Ran first in the Sunday February 23 Sunday editions of The Times and The News-Star

He wore a tight crewcut I first colored as khaki and then white on a narrow head. Usually there was a work cap perched up there, not a ball cap, but instead something advertising Pennzoil or Quaker State or John Deere, a freebie he’d picked up on the job or from a customer.

His face didn’t draw attention, but if you looked you saw bright blue eyes, thin lips that formed quick smiles, cheeks and neck always shaved tight. He protected pale skin from the sun with long-sleeved work shirts that almost always had an oval and his name over his heart.

No telling how many different places he worked in his life, but the one I remember is his job at a Gulf station that was once on North Seventh Street in West Monroe. He wore navy work pants and the Gulf shirt with the oval and the Pennzoil hat and brown work boots. A couple of red oil rags hung out his back pockets. I remember because he took me to work with him one day.

None of us get to choose our uncles and aunts. And they don’t get to choose us.

Sometimes we’re stuck with each other.

But sometimes it all works out, a lucky accident from Mother Nature.

And so it’s gone for me, and so it went for me and Uncle Alfred, who always gave off the lightest scent of menthol and gasoline.

I saw him young only in pictures, and again in an oval, this time framed, he on one side, my Aunt Opal on the other.

He was a great great-uncle.

My granddaddy Teddy was the baby. His four older sisters were Big Aunty, Aunt Opal, Aunt Dena, Aunt Jimmie. Uncle Alfred married Aunt Opal.

I don’t know anything about their courtship or their lives before each other. Suddenly it’s a mystery to me why I’ve never asked. But recently on a drive to Lafayette down I-49, I passed the Turkey Creek exit and, as I do every time I pass it, I think of Uncle Alfred. For no reason, one time he took me fishing there, just me and him.

We’d come over from South Carolina — this was the 1960s — to visit all my mom’s people in West Monroe, as we did once a year. I’m 8 or 9. All I remember about the fishing trip is that he took the time to take me. I remember his little boat behind his truck, him laughing. There’s the memory of the moment or two on the water and us catching fish. I can’t remember where we stayed, what we ate. I just remember it was good, it was fun, and he took the time.

And he took me to work with him at the Gulf station another morning. I spent the night with him and Aunt Opal in their trailer, as I often did when we’d visit. Aunt Opal did what she did every morning of her husband’s working life: she cooked him two eggs, two pieces of bacon, and two pieces of toast. On the mornings I was there, she did the same for me. And then it was off to the land of petroleum exporting.

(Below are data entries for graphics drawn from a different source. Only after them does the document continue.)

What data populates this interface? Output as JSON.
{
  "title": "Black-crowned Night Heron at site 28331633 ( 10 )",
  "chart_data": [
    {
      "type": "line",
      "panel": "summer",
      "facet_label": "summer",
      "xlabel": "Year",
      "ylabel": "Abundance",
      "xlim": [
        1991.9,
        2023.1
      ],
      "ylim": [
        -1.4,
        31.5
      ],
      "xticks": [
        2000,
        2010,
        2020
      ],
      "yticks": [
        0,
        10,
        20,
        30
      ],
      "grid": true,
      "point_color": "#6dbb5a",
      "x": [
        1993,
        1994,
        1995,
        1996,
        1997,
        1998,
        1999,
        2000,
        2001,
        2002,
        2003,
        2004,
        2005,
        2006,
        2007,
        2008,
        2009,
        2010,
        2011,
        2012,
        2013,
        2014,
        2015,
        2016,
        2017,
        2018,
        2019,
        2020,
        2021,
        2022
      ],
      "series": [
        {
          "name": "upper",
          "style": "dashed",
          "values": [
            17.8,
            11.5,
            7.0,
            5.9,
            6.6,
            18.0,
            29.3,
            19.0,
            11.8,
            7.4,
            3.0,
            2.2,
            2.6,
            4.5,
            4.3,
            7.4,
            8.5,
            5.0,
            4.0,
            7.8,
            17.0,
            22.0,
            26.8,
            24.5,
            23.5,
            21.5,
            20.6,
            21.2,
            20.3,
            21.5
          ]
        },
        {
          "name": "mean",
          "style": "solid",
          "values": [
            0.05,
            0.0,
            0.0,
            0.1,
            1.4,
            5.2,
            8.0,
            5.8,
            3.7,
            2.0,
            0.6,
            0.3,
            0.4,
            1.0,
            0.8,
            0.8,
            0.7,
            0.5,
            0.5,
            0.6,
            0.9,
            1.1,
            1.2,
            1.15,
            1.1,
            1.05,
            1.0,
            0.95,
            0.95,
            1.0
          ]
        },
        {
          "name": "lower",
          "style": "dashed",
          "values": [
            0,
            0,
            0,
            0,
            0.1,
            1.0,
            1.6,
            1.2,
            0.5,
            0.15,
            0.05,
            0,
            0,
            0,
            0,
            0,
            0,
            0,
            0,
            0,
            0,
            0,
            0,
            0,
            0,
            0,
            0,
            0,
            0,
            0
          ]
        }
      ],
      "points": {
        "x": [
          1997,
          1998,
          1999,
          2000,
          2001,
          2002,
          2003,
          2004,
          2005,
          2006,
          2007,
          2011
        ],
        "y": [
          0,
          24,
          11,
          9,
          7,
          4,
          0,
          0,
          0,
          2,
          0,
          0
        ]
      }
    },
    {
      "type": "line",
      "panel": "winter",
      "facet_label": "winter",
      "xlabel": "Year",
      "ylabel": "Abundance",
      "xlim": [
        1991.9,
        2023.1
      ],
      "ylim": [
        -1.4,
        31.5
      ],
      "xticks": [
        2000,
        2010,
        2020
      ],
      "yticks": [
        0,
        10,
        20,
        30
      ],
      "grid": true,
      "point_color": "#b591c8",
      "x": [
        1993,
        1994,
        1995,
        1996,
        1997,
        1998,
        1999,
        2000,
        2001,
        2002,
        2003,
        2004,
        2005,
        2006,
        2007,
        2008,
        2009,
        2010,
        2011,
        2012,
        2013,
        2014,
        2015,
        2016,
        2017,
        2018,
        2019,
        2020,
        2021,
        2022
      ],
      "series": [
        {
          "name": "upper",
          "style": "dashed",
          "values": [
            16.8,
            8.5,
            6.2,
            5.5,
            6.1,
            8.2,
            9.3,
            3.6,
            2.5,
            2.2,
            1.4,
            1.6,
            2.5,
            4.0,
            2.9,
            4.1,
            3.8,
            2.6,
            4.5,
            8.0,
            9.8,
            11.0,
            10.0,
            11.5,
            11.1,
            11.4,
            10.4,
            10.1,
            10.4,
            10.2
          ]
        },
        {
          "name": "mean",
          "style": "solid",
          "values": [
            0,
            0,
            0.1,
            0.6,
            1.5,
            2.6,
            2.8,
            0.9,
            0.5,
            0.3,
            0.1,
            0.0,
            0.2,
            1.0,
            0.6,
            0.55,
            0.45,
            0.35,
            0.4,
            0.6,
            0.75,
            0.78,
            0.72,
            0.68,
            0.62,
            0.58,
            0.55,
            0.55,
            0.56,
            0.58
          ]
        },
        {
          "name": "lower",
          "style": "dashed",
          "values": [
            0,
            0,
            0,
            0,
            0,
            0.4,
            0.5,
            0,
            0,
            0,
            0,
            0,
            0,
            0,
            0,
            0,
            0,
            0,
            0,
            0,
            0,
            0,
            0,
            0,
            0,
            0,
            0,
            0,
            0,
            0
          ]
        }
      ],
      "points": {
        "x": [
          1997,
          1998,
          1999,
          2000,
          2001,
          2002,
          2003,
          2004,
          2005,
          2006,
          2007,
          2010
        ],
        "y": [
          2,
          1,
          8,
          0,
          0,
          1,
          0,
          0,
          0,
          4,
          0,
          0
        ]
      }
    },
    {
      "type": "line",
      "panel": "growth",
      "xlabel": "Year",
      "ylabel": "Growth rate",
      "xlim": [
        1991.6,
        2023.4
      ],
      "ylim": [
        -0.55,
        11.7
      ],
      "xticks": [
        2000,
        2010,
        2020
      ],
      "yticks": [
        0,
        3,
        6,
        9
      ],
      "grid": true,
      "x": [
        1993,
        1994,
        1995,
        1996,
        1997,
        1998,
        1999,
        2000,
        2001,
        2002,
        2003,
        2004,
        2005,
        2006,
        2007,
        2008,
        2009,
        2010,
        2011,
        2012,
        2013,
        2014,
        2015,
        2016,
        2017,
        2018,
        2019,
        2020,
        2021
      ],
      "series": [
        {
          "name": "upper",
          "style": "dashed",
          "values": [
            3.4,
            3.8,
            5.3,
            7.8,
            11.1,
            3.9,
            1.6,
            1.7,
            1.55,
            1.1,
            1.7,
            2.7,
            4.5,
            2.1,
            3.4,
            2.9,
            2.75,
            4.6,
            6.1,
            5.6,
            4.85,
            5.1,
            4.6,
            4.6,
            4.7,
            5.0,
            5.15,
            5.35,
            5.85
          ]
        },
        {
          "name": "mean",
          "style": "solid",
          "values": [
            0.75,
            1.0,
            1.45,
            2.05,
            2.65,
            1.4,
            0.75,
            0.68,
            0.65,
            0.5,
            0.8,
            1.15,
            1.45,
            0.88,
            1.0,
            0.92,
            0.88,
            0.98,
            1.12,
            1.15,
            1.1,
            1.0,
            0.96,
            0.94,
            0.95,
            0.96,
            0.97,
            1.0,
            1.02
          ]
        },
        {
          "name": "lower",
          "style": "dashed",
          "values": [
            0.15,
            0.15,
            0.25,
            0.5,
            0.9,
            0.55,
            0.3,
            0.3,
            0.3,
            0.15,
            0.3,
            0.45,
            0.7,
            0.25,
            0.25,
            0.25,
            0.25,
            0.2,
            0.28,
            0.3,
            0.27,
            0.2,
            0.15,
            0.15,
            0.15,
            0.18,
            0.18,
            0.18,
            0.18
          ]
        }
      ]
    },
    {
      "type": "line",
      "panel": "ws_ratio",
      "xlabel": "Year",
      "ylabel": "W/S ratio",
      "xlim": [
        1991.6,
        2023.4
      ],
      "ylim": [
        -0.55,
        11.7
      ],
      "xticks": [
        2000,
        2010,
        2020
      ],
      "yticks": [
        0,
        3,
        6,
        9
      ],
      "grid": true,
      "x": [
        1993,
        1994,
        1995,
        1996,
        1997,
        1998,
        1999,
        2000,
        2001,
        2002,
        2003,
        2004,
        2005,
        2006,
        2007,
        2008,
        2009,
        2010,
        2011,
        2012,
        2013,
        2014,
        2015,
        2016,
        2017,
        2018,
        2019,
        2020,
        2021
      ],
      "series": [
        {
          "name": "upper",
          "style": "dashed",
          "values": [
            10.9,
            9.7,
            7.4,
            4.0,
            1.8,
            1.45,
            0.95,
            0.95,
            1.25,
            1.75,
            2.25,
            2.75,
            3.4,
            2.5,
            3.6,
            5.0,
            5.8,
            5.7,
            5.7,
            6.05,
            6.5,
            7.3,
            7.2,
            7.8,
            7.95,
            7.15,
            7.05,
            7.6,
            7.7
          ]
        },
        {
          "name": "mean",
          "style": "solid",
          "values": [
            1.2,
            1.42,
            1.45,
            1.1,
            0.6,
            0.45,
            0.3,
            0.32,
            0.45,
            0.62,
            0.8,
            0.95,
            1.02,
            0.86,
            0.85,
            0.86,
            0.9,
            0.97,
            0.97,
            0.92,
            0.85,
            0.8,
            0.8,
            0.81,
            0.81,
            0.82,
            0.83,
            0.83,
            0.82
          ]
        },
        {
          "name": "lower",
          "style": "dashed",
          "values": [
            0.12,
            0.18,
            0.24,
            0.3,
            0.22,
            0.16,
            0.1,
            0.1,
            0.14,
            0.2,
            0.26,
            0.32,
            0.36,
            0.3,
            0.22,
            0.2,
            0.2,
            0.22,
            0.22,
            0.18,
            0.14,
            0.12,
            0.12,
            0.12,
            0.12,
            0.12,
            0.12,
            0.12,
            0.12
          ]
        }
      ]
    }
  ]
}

They had no biological children, but they had Sapphire. She was a Dachshund. She had a son. They named him Teddy. Sapphire and Teddy. I can see them, laughing as you do with little children, feeding them their medicine in balls of raw hamburger meat. And, because things end, I can see me as a teenager, older now and living in Louisiana, and Sapphire and Teddy, their graves in the backyard of the trailer, neatly marked and well kept.

When I was a student at Louisiana Tech, we had a deal for about a year that we would eat together once a month. Again, I can’t remember the places we ate or what we talked about. I just remember that there was a time…

Those two loved me. Things die. Memories don’t have to. Love never does.